What happens at v = c
Now imagine the source moves at exactly wave speed. Every front it has ever emitted is still expanding outward at c, and the source itself is moving forward at c. The fronts can't get ahead of the source any more - the source is keeping pace with the leading edge of every circle it has ever made. They pile, perfectly tangent, in a wall directly in front. The bunched wavelength goes to zero. The pitch goes to infinity. In air this is the sonic barrier.
And past it
Push the source past c and the picture flips. The source now outruns every front it emits. Look back from where it is now and you'll see all of those old fronts still expanding from where they were born - but the source is no longer inside any of them. They form a nested family of circles whose tangent lines trace out a clean wedge behind the source.
That wedge is the Mach cone. Its half-angle α is fixed by a tiny right triangle: in time t, the source travelled v · t, but the front from t ago has only grown to radius c · t. The cone wraps around at the angle whose sine is the ratio of those two:
sin α = c / v = 1 / M
The faster the source, the tighter the cone clamps to the direction of motion. A jet at Mach 2 trails a wedge half as open as a jet at Mach 1.001. A bullet wakes a thin envelope; a whip-crack is the same physics, made out of a tip moving for one instant faster than sound. The boom you hear is the cone passing over you, all of the stacked-up wavefronts arriving at once.
Why this is everywhere
Replace sound in air with light in space and almost nothing changes. A receding star's light is stretched - its colour reddens. Astronomers call it redshift; it is just Doppler with photons. The galaxy further away from us is redder. The galaxy further away than that is redder still. Every galaxy is redshifted from every other, in every direction. The universe is expanding. Doppler told us that.

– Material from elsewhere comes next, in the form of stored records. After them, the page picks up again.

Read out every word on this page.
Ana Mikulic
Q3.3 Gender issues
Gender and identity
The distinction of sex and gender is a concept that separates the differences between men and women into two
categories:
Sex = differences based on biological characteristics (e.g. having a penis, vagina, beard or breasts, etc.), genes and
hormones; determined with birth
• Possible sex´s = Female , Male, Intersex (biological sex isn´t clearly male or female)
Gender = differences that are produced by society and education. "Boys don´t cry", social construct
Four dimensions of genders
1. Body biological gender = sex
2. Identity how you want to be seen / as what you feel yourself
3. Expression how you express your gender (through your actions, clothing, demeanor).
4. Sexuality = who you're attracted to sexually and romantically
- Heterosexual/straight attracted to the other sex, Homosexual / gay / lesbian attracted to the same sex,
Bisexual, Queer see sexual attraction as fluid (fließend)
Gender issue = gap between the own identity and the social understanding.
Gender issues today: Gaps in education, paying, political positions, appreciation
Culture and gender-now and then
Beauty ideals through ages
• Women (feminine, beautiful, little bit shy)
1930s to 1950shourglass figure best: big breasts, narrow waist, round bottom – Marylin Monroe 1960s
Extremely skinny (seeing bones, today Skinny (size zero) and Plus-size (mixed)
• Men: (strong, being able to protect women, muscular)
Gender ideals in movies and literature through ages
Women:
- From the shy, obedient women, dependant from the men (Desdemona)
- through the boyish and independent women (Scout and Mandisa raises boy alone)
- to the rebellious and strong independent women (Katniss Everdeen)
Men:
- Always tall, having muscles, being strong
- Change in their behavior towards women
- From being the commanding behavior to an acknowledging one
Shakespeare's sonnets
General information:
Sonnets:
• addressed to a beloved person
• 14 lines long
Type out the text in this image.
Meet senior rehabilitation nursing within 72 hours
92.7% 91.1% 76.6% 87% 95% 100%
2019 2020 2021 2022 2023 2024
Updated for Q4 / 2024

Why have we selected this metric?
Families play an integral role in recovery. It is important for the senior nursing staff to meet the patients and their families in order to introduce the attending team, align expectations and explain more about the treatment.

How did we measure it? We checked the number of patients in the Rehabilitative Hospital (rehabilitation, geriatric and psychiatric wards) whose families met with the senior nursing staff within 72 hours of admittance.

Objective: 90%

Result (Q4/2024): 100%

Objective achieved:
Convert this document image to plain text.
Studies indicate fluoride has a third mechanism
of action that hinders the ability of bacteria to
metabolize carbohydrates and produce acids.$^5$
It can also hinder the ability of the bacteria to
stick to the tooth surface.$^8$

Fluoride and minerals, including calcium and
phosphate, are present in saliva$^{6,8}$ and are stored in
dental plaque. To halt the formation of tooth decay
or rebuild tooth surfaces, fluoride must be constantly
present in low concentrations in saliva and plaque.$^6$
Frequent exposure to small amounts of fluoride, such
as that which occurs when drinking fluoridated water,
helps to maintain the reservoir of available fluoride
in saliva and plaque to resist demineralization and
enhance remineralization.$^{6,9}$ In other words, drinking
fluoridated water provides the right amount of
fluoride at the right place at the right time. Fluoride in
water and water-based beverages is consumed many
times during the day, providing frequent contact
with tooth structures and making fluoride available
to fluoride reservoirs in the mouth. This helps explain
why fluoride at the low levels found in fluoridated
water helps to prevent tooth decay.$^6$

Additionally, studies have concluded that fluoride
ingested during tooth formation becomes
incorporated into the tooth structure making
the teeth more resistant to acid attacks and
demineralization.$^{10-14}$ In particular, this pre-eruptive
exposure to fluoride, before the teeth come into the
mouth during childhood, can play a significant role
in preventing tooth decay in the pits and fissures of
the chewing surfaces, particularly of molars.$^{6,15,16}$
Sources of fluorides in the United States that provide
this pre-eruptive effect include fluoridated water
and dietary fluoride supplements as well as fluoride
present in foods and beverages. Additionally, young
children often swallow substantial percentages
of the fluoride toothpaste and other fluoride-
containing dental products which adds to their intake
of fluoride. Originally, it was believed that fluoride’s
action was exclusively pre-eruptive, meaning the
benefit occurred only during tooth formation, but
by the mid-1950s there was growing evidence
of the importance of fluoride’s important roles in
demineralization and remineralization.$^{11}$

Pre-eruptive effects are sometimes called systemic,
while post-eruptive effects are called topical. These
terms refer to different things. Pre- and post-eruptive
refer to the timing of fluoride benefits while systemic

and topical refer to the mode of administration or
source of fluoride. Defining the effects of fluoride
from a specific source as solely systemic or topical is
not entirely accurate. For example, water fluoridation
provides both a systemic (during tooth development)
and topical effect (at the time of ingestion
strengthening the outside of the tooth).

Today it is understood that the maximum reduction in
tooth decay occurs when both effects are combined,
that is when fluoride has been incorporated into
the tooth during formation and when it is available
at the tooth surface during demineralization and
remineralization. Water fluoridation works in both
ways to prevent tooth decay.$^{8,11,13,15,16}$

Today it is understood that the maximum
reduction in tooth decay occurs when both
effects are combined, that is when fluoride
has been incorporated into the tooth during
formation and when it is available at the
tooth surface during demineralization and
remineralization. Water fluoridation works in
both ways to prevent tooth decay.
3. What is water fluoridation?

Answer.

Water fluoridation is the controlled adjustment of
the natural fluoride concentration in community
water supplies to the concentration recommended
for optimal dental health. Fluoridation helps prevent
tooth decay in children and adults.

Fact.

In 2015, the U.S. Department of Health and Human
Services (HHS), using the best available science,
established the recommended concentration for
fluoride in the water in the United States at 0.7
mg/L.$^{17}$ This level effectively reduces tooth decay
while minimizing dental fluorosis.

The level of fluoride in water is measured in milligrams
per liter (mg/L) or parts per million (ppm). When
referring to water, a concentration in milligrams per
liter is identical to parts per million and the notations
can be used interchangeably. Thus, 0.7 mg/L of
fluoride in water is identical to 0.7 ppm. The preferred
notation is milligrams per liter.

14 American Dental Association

Radar guns ping a car with one frequency and listen for the Doppler-shifted echo coming back. Bats and dolphins navigate caves and oceans by exactly the same trick. Ultrasound machines see blood moving in your arteries because the cells reflect the pulse with a small frequency shift, and the machine paints towards-you red and away-from-you blue, live, on the screen.
One picture - a dot leaving circles behind it - explains all of that. The dot is the siren. The dot is the star. The dot is the bat. The fronts don't move with the source. The fronts pile up in front and stretch behind. Cross the wave speed and they collapse into a cone. Everything else is just plugging numbers into c / (c − v).
A source emits circular fronts at a fixed rate. Each front expands at wave speed c from wherever the source was at the instant of emission. Forward motion compresses the fronts; backward motion stretches them; motion faster than c collapses them into a cone of half-angle sin α = 1 / M. That is the whole of Doppler, ambulance to galaxy.